Key lessons can be gleaned from this model of the class friendship network.
A bully needs to gain confidence. He needs to both understand and accept his standing in the class. He also needs to acknowledge that, no matter what, there will be classmates who like him as well as peers who just hate him. It is not necessary to use bullying tactics to push someone else down in order to move oneself up the class ladder.
Bystanders can try to muster up the courage to let the victims of bullying know that they are not alone. Of course, this needs to be done strategically, without placing themselves in danger.
Victims of bullying need to understand that the relationships in their friendship networks are not static but perennially changing. The current status quo is not everlasting. They should learn to be brave and seek a helping hand rather than lose hope.

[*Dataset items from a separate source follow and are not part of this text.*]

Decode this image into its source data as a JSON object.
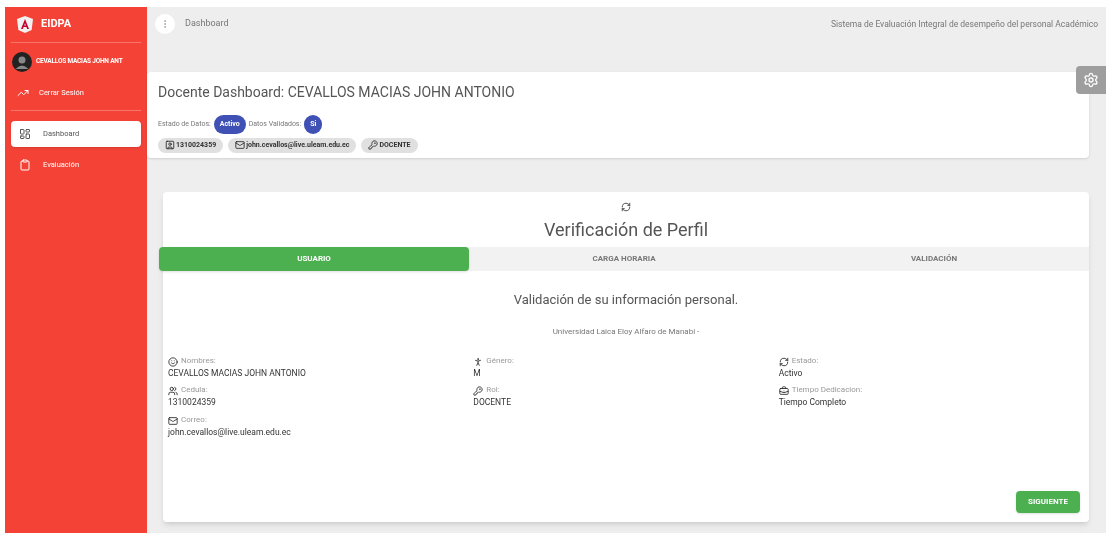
{
  "app": {
    "title": "EIDPA"
  },
  "user": {
    "name": "CEVALLOS MACIAS JOHN ANT"
  },
  "logout": {
    "label": "Cerrar Sesión"
  },
  "sidebar": {
    "items": [
      {
        "label": "Dashboard",
        "kind": "dashboard",
        "selected": true
      },
      {
        "label": "Evaluación",
        "kind": "clipboard",
        "selected": false
      }
    ]
  },
  "topbar": {
    "breadcrumb": "Dashboard",
    "system_name": "Sistema de Evaluación Integral de desempeño del personal Académico"
  },
  "header_card": {
    "title": "Docente Dashboard: CEVALLOS MACIAS JOHN ANTONIO",
    "status": [
      {
        "label": "Estado de Datos:",
        "badge": "Activo"
      },
      {
        "label": "Datos Validados:",
        "badge": "Si"
      }
    ],
    "chips": [
      {
        "kind": "id",
        "text": "1310024359"
      },
      {
        "kind": "mail",
        "text": "john.cevallos@live.uleam.edu.ec"
      },
      {
        "kind": "key",
        "text": "DOCENTE"
      }
    ]
  },
  "profile": {
    "title": "Verificación de Perfil",
    "tabs": [
      {
        "label": "USUARIO",
        "selected": true
      },
      {
        "label": "CARGA HORARIA",
        "selected": false
      },
      {
        "label": "VALIDACIÓN",
        "selected": false
      }
    ],
    "heading": "Validación de su información personal.",
    "subheading": "Universidad Laica Eloy Alfaro de Manabí -",
    "columns": [
      [
        {
          "kind": "face",
          "label": "Nombres:",
          "value": "CEVALLOS MACIAS JOHN ANTONIO"
        },
        {
          "kind": "id",
          "label": "Cedula:",
          "value": "1310024359"
        },
        {
          "kind": "mail",
          "label": "Correo:",
          "value": "john.cevallos@live.uleam.edu.ec"
        }
      ],
      [
        {
          "kind": "person",
          "label": "Género:",
          "value": "M"
        },
        {
          "kind": "key",
          "label": "Rol:",
          "value": "DOCENTE"
        }
      ],
      [
        {
          "kind": "refresh",
          "label": "Estado:",
          "value": "Activo"
        },
        {
          "kind": "briefcase",
          "label": "Tiempo Dedicacion:",
          "value": "Tiempo Completo"
        }
      ]
    ],
    "next_button": "SIGUIENTE"
  }
}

Over an extended period of time, Chyi-In Wu and his team have followed the lives of a group of young Taiwanese students. They observed their adolescence years to understand their life, experiences and social circles. Yet, they are not seeking to uncover a simple and quick one-size-fits all solution to the problem of bullying.
Instead, Wu and his team hope that their findings can offer us brain food as well as a new perspective to understand the predicament of different players in an adolescent friendship network.
These are unique sociological perspectives that can be easily overlooked or misunderstood when we discuss bullying as the “violence problem” rather than correctly see it as a “relationship problem.” Hopefully Wu’s insights can pave the way to finding an innovative solution to bullying that gets to the root of the problem and accounts for all players in the picture.